Tidbits on software development, technology, and other geeky stuff

Playing with PostGraphile

Web development seems to have gotten more and more complicated in recent years. When I’ve stood up pet project applications, it’s taken a lot of work to get everything up and running if I use modern patterns such as a frontend JavaScript framework, bundling, JWT tokens for auth, Docker, etc. Because of this, I’ve been on the hunt for a modern web develoment toolchain that is productive and not unnessarily complex.

I came across a server called PostGraphile, which promises that you can “Instantly spin-up a GraphQL API server by pointing PostGraphile at your existing PostgreSQL database”. This peaked my curiosity for 2 reasons: I’ve been wanting to learn more about GraphQL and also recognize that if I have a backend server that is trivial to standup and modify, a lot of complexity can be reduced. I can spend more time focusing on the build out of the app interface itself.

So, I decided to build a simple app with it. I mean simple. Login and show a table of data simple:

PostGraphile app

It went pretty well. It was fun. Would I use PostGraphile in a production app. Maybe. I’m not sure. There were a few rough patches along the way (authentication and authorization) and some questions I still have (how do I integrate adjacent application logic so I can do something like send an email on signup?). The fine folks behind the project have answers for these questions I’m sure. I do like how it uses PostgreSQL for almost everything. They use it to generate JWT tokens and have an authorization system built on top of Row Security Policies). Adding a table or field to an existing table and having access to it via GraphQL on the frontend was trivial and is the kind of simplicity I am chasing. So, I wouldn’t be surprised if I reach for this app in the future for a smaller scale project I am working on.

Things I learned

As usual, I set out to learn a few things and ended up learning a lot. This is one of the reasons I tell aspiring developers to always be building something.

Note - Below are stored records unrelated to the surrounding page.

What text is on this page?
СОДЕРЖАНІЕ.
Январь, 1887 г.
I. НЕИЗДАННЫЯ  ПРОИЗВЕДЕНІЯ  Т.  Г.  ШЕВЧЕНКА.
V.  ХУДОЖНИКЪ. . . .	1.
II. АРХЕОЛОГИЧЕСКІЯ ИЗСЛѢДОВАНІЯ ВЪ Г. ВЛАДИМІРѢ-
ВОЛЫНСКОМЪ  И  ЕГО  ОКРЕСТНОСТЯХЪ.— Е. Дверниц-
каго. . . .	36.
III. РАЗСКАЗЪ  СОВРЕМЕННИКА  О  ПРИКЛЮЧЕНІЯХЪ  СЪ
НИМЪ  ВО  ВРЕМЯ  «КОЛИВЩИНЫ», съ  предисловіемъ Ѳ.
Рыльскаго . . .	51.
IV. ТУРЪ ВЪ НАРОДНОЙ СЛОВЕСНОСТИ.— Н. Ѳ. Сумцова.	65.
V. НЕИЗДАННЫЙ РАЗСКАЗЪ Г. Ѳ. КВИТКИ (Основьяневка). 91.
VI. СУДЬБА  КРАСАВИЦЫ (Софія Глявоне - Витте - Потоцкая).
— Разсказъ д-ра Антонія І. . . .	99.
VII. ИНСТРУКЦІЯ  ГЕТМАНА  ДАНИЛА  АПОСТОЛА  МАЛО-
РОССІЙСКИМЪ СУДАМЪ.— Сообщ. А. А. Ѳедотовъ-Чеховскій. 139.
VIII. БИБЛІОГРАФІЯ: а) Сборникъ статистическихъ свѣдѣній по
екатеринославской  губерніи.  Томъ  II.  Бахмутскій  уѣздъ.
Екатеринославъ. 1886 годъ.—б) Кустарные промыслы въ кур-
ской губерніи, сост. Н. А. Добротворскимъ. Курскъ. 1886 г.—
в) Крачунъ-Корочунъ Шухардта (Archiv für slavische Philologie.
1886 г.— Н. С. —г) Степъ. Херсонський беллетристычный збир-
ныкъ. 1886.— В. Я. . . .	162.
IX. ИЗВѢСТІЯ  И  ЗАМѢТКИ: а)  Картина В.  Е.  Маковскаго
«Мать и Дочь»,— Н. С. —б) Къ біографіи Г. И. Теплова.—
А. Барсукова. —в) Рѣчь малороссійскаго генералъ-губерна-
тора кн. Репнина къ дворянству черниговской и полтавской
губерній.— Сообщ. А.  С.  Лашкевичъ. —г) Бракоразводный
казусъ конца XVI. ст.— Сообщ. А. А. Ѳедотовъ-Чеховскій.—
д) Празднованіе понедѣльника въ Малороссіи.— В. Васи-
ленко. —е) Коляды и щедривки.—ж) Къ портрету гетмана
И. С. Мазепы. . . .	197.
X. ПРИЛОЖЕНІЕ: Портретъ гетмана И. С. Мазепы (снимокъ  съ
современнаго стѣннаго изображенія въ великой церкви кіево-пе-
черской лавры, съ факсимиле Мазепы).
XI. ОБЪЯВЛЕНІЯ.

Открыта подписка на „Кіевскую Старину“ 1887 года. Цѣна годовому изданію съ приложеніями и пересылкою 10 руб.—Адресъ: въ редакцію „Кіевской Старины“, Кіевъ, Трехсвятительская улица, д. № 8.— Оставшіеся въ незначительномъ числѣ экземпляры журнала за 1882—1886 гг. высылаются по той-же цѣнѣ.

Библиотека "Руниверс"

I learned a lot more about Docker and Docker Compose. In particular, I solidified my understanding of how environment variables are handled at build time and passed in at runtime. Also, I learned how to use nodemon and the Vue CLI serve script to watch for changes and not have to stop and constantly rebuild a container. This is more productive.

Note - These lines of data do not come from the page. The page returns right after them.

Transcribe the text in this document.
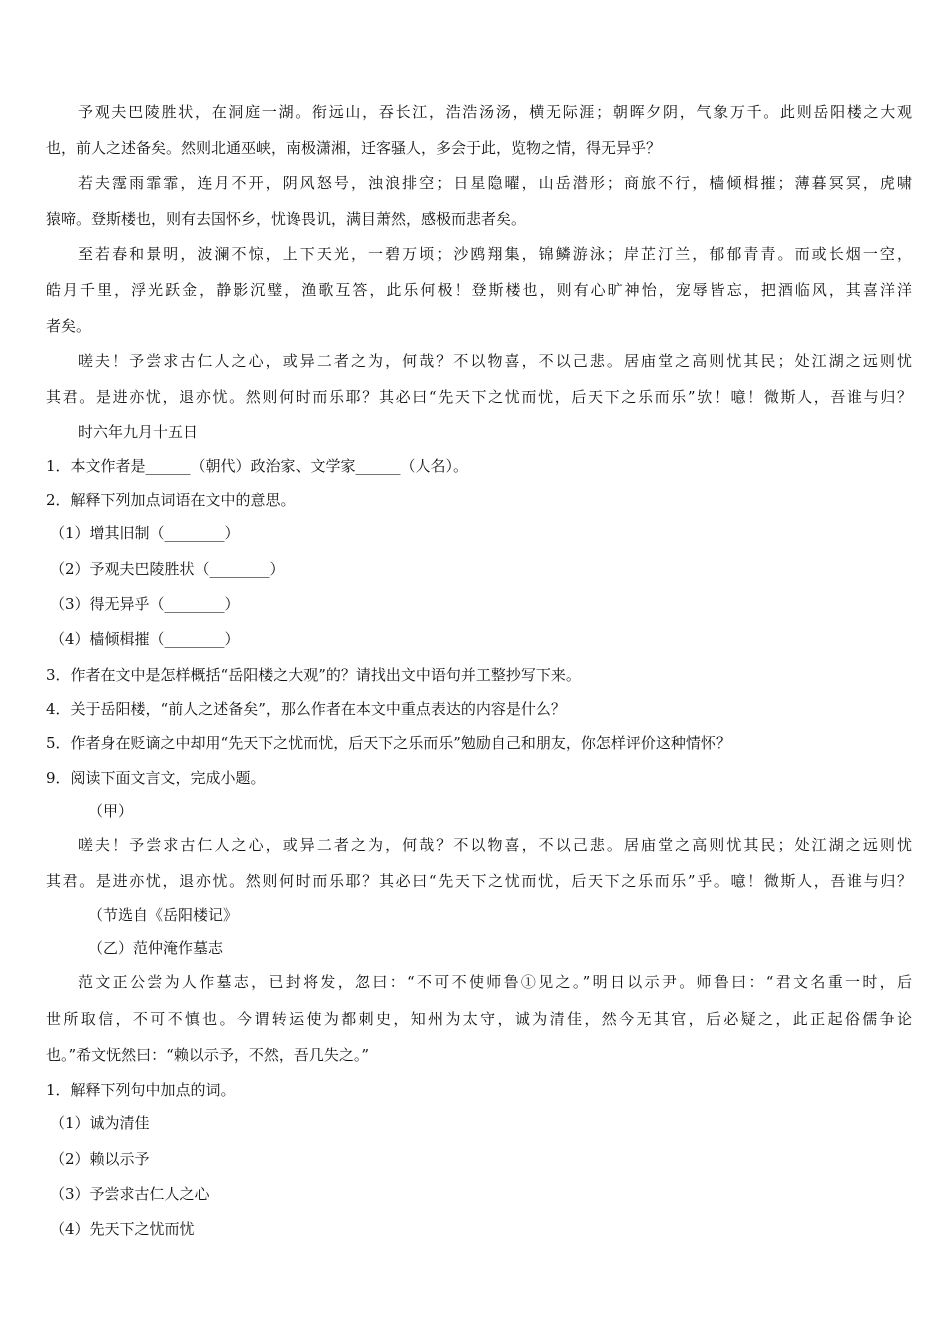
予观夫巴陵胜状，在洞庭一湖。衔远山，吞长江，浩浩汤汤，横无际涯；朝晖夕阴，气象万千。此则岳阳楼之大观
也，前人之述备矣。然则北通巫峡，南极潇湘，迁客骚人，多会于此，览物之情，得无异乎？
若夫霪雨霏霏，连月不开，阴风怒号，浊浪排空；日星隐曜，山岳潜形；商旅不行，樯倾楫摧；薄暮冥冥，虎啸
猿啼。登斯楼也，则有去国怀乡，忧谗畏讥，满目萧然，感极而悲者矣。
至若春和景明，波澜不惊，上下天光，一碧万顷；沙鸥翔集，锦鳞游泳；岸芷汀兰，郁郁青青。而或长烟一空，
皓月千里，浮光跃金，静影沉璧，渔歌互答，此乐何极！登斯楼也，则有心旷神怡，宠辱皆忘，把酒临风，其喜洋洋
者矣。
嗟夫！予尝求古仁人之心，或异二者之为，何哉？不以物喜，不以己悲。居庙堂之高则忧其民；处江湖之远则忧
其君。是进亦忧，退亦忧。然则何时而乐耶？其必曰“先天下之忧而忧，后天下之乐而乐”欤！噫！微斯人，吾谁与归？
时六年九月十五日
1．本文作者是______（朝代）政治家、文学家______（人名）。
2．解释下列加点词语在文中的意思。
（1）增其旧制（________）
（2）予观夫巴陵胜状（________）
（3）得无异乎（________）
（4）樯倾楫摧（________）
3．作者在文中是怎样概括“岳阳楼之大观”的？请找出文中语句并工整抄写下来。
4．关于岳阳楼，“前人之述备矣”，那么作者在本文中重点表达的内容是什么？
5．作者身在贬谪之中却用“先天下之忧而忧，后天下之乐而乐”勉励自己和朋友，你怎样评价这种情怀？
9．阅读下面文言文，完成小题。
（甲）
嗟夫！予尝求古仁人之心，或异二者之为，何哉？不以物喜，不以己悲。居庙堂之高则忧其民；处江湖之远则忧
其君。是进亦忧，退亦忧。然则何时而乐耶？其必曰“先天下之忧而忧，后天下之乐而乐”乎。噫！微斯人，吾谁与归？
（节选自《岳阳楼记》
（乙）范仲淹作墓志
范文正公尝为人作墓志，已封将发，忽曰：“不可不使师鲁①见之。”明日以示尹。师鲁曰：“君文名重一时，后
世所取信，不可不慎也。今谓转运使为都刺史，知州为太守，诚为清佳，然今无其官，后必疑之，此正起俗儒争论
也。”希文怃然曰：“赖以示予，不然，吾几失之。”
1．解释下列句中加点的词。
（1）诚为清佳
（2）赖以示予
（3）予尝求古仁人之心
（4）先天下之忧而忧
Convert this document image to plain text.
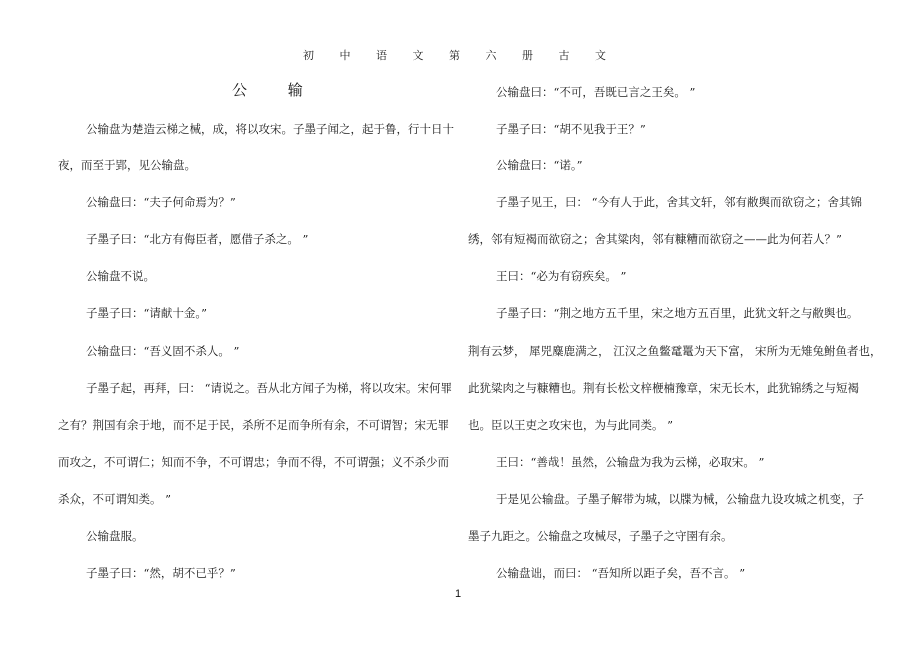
初 中 语 文 第 六 册 古 文
公 输
公输盘为楚造云梯之械，成，将以攻宋。子墨子闻之，起于鲁，行十日十
夜，而至于郢，见公输盘。
公输盘曰：“夫子何命焉为？”
子墨子曰：“北方有侮臣者，愿借子杀之。 ”
公输盘不说。
子墨子曰：“请献十金。”
公输盘曰：“吾义固不杀人。 ”
子墨子起，再拜，曰： “请说之。吾从北方闻子为梯，将以攻宋。宋何罪
之有？荆国有余于地，而不足于民，杀所不足而争所有余，不可谓智；宋无罪
而攻之，不可谓仁；知而不争，不可谓忠；争而不得，不可谓强；义不杀少而
杀众，不可谓知类。 ”
公输盘服。
子墨子曰：“然，胡不已乎？”
公输盘曰：“不可，吾既已言之王矣。 ”
子墨子曰：“胡不见我于王？”
公输盘曰：“诺。”
子墨子见王，曰： “今有人于此，舍其文轩，邻有敝舆而欲窃之；舍其锦
绣，邻有短褐而欲窃之；舍其粱肉，邻有糠糟而欲窃之——此为何若人？”
王曰：“必为有窃疾矣。 ”
子墨子曰：“荆之地方五千里，宋之地方五百里，此犹文轩之与敝舆也。
荆有云梦， 犀兕麋鹿满之， 江汉之鱼鳖鼋鼍为天下富， 宋所为无雉兔鲋鱼者也，
此犹粱肉之与糠糟也。荆有长松文梓楩楠豫章，宋无长木，此犹锦绣之与短褐
也。臣以王吏之攻宋也，为与此同类。 ”
王曰：“善哉！虽然，公输盘为我为云梯，必取宋。 ”
于是见公输盘。子墨子解带为城，以牒为械，公输盘九设攻城之机变，子
墨子九距之。公输盘之攻械尽，子墨子之守圉有余。
公输盘诎，而曰： “吾知所以距子矣，吾不言。 ”
1
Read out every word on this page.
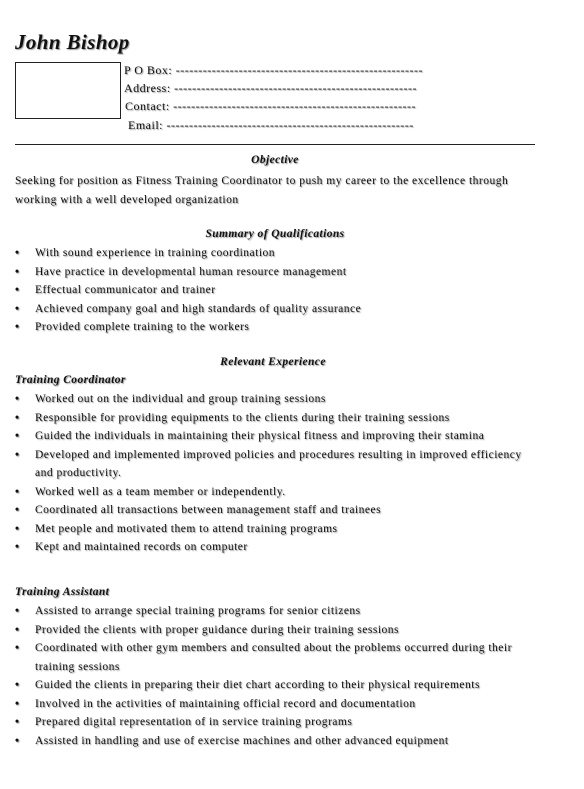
John Bishop
P O Box: -------------------------------------------------------
Address: ------------------------------------------------------
Contact: ------------------------------------------------------
Email: -------------------------------------------------------
Objective
Seeking for position as Fitness Training Coordinator to push my career to the excellence through working with a well developed organization
Summary of Qualifications
• With sound experience in training coordination
• Have practice in developmental human resource management
• Effectual communicator and trainer
• Achieved company goal and high standards of quality assurance
• Provided complete training to the workers
Relevant Experience
Training Coordinator
• Worked out on the individual and group training sessions
• Responsible for providing equipments to the clients during their training sessions
• Guided the individuals in maintaining their physical fitness and improving their stamina
• Developed and implemented improved policies and procedures resulting in improved efficiency and productivity.
• Worked well as a team member or independently.
• Coordinated all transactions between management staff and trainees
• Met people and motivated them to attend training programs
• Kept and maintained records on computer
Training Assistant
• Assisted to arrange special training programs for senior citizens
• Provided the clients with proper guidance during their training sessions
• Coordinated with other gym members and consulted about the problems occurred during their training sessions
• Guided the clients in preparing their diet chart according to their physical requirements
• Involved in the activities of maintaining official record and documentation
• Prepared digital representation of in service training programs
• Assisted in handling and use of exercise machines and other advanced equipment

Also, I established a pattern for centralizing configuration and secrets across multiple layers of the stack using Docker and enviromment variables. In previous projects I’ve dealt with config sprawl and it’s not fun. Compare having config for each part of the stack (web/secrets.yml, server/config.json, db/init.sql) vs. one (or 2 for overrides) config file in the root folder. In this project, I have a .env file with all config and secrets. There is also a .env.production file that has overrites for production. All config and secrets are in these files! For the front-end, server, and database! Docker is being used as a catalyst to pass these environment variables into the containers. I really like this pattern and will probably using it for other projects.


This was a fun build and I learned a ton.